Wissenschaftliche Anerkennung ist das Ergebnis eines Kommunikationsprozesses. Erst wenn eine wissenschaftliche Leistung in erkennbarer Weise rezipiert wird und dokumentierbare Resonanz erfährt, entstehen Renommee und Reputation. Zu den frühen Erkenntnissen einer feministischen Wissenschafts- und Institutionenkritik gehörte die Einsicht, dass dieser Prozess weder ‚naturwüchsig‘ abläuft noch gerecht ist: Die Vorstellung, dass Qualität sich schon durchsetze, wurde als Ideologem eines akademischen Betriebes identifiziert, der seine eigenen Exklusionsmechanismen verschleiert.
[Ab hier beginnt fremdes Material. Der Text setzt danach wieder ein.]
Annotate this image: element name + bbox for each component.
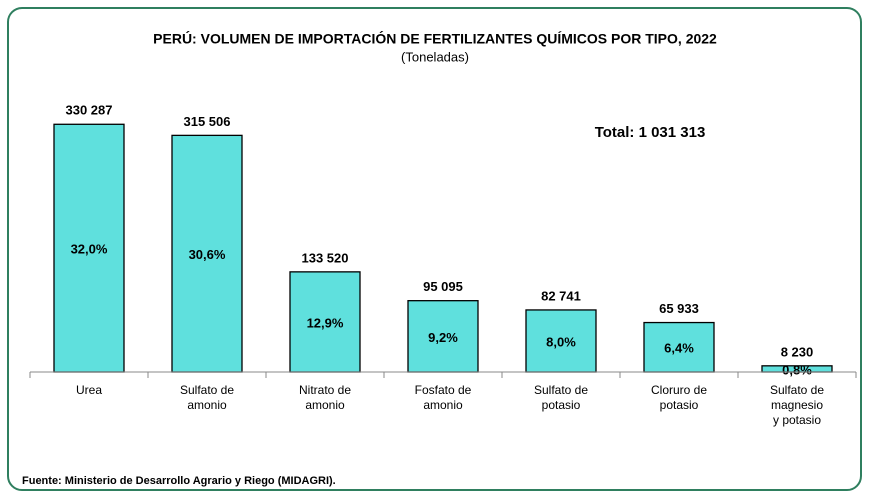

Der Nachweis der Benachteiligung von Frauen, aber auch des Bereichs der Frauen- und Geschlechterforschung insgesamt bei der Vergabe von akademischen Stellen, bei der Rekrutierung des wissenschaftlichen Nachwuchses, beim wissenschaftlichen Austausch im Rahmen von Tagungen, nicht zuletzt auch bei den Publikationsmöglichkeiten, führte zur Einrichtung von Förderprogrammen und einer aus heutiger Perspektive als Erfolgsgeschichte zu bezeichnenden Verbesserung der Partizipationschancen von Frauen im Wissenschaftsbetrieb und einer Anerkennung der Geschlechterforschung als eigenständiges Forschungsfeld.

Neben Drittmitteln, Auszeichnungen, Preisen gehört das Veröffentlichen in angesehenen Zeitschriften bzw. Buchreihen zu den wichtigsten Voraussetzungen wissenschaftlicher Reputation. Die Selektionsmechanismen im Publikationsbetrieb begünstigen den wissenschaftlichen Mainstream. Für ein neu zu etablierendes Forschungsfeld wie die Geschlechterforschung, aber auch im Hinblick auf die Aufhebung der Benachteiligung von Nachwuchswissenschaftlerinnen wurde es daher bereits Mitte der 1980er Jahre als notwendig erachtet, Fördermaßnahmen für wissenschaftliches Veröffentlichen umzusetzen. Die Freie Universität Berlin hat 1985 als erste Universität im deutschsprachigen Raum ein entsprechendes Programm eingerichtet und ist bis heute die einzige Universität, die dieses Konzept konsequent verfolgt und weiterentwickelt. Eine erste Idee, die Unterstützung des Drucks von Dissertationen aus der Frauen- und Geschlechterforschung durch Zuschüsse, wurde 1985 durch die Gründung der Reihe Ergebnisse der Frauenforschung an der Freien Universität Berlin umgesetzt.1

Die Entwicklung des Programms von dieser Gründung bis zur Ende 2010 erfolgten Bewilligung eines DFG-Projekts zum Thema „Geschlechterforschung und Open Access. Ein Publikationsmodell für ein inter-/transdisziplinäres Feld“ (vgl. dazu auch den Beitrag von Marco Tullney) spiegelt die Transformationen wider, von denen das Feld der Geschlechterforschung, die Konzepte zur Gleichstellung in akademischen Institutionen, aber auch die wissenschaftliche Publikationspraxis insgesamt gekennzeichnet sind.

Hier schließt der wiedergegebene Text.